Kilmister hatte wieder sein Gewehr in der Hand, als er Anweisungen gab. Er hätte sich die Waffe sparen können, keiner hatte noch die Kraft, sich gegen ihn zu wehren. Die Frau, mit der er gesprochen hatte, half Rufus beim Absteigen. Da er seinen Stock verloren hatte, stütze er sich auf ihre Schulter, bis sie die Höhle erreicht hatten.
„Ich hoffe, daß es uns beiden bald besser geht“, sagte die Frau. Das hoffe ich allerdings auch.
Direkt hinter dem Eingang war ein tiefes, steilabfallendes Erdloch. Dort mußten sie eine Leiter herabklettern. Mit größter Mühe meisterte Rufus die fünf Meter. Sein Nacken tat höllisch weh, aber er warf einen Blick nach oben. Wenn er die Leiter wegnimmt, ist es unmöglich, dort wieder hochzukommen. Wie erwartet, zog Kilmister die Leiter nach oben.

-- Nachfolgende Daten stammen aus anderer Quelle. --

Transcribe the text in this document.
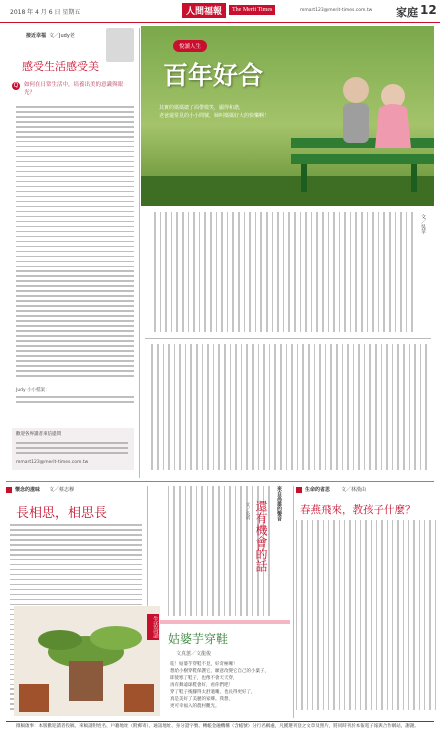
2018 年 4 月 6 日 星期五	人間福報	The Merit Times	mmart123@merit-times.com.tw 家庭 12
接近幸福 文／Judy老
感受生活感受美
Q 如何在日常生活中，培養出美的意識與眼光？
Judy 小小檔案：
歡迎各界讀者來信提問
mmart123@merit-times.com.tw
悅讀人生
百年好合
其實的媽媽總了面帶微笑，顯得和諧，
老爸還常見的小小問號，婦叫媽媽好大的快樂啊！
文／吳苹
懷念的滋味 文／蔡志穆
長相思，相思長	來自高雄的聲音
還有機會的話
文／吳明
生命的省思 文／林漢由
春燕飛來，教孩子什麼？
生活詩話
姑婆芋穿鞋
文真蕙／文龍俊
哇！姑婆芋穿鞋不見，好奇極囉！
想給小樹穿鞋保護它，願意改變它自己的小葉子，
即使寒了鞋子，也像不會天天穿，
再有舞遠球鞋會好，看你們吧！
穿了鞋子後腳得太舒適嘍，也長得更好了，
真是美好了美麗的家鄉。我想，
更可幸福入的農村觀光。
徵稿啟事：本版歡迎讀者投稿，來稿請附姓名、戶籍地址（附郵寄）、通訊地址、身分證字號、轉帳金融機構（含帳號）分行名稱處，凡獲選刊登之文章及照片，將同時刊於本報電子報與合作網站，謝謝。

„Weiter hinten gibt es mehrere Gänge. Jeder Gang führt in einen abgeschlossenen Hohlraum. Sucht euch ein nettes Plätzchen. Das ist jetzt euer Zuhause.“
„Und unsere Behandlung?“, wollte einer wissen.
„Kommt hierher, wenn ich euch rufe. Euch geschieht nichts“, beschwichtigte Kilmister, bevor er verschwand.
Zu ihrer Überraschung hatte jemand Betten aufgestellt und Schlafanzüge bereitgelegt. Jeder nahm sein Bündel und suchte sich „ein nettes Plätzchen“, wo sie ihr Bett beanspruchten.
Rufus wählte die am weitesten innenliegende Höhle. Das war seine Angewohnheit. Bald kam einer der anderen – ein Junge, dessen Beschwerden sich gelindert hatten. Er brachte etwas Brot und Käse mit, das sie teilten.
„Wurdet ihr auch mit einer Waffe gezwungen, mitzukommen?“, fragte Rufus ihn.
„Nein. Wir sind seine Patienten gewesen, seit wir Kinder waren. Er ist der Arzt bei uns im Ort. Als er sagte, er könnte uns heilen, haben wir ihm natürlich geglaubt. Mit ein paar Anderen hat er dann dieses Spital hier aufgebaut.“
„Spital?“
„Ja. Wir müssen unter Quarantäne gestellt werden. Er meinte auch, selbst wenn wir in Kalm blieben, würde man uns früher oder später aus der Stadt jagen.“ Das schien ihn zu bekümmern. Dann fuhr er fort: „Er meinte, er würde die Waffe nur brauchen, damit du nicht abhaust.“
„Ich bin auch ein Patient von ihm, aber… scheint so, als würde er mir nicht trauen. Übrigens, weißt du, wo wir hier sind?“
„Er hat uns verboten, dir das zu sagen.“
Wird wohl doch kein so angenehmer Aufenthalt.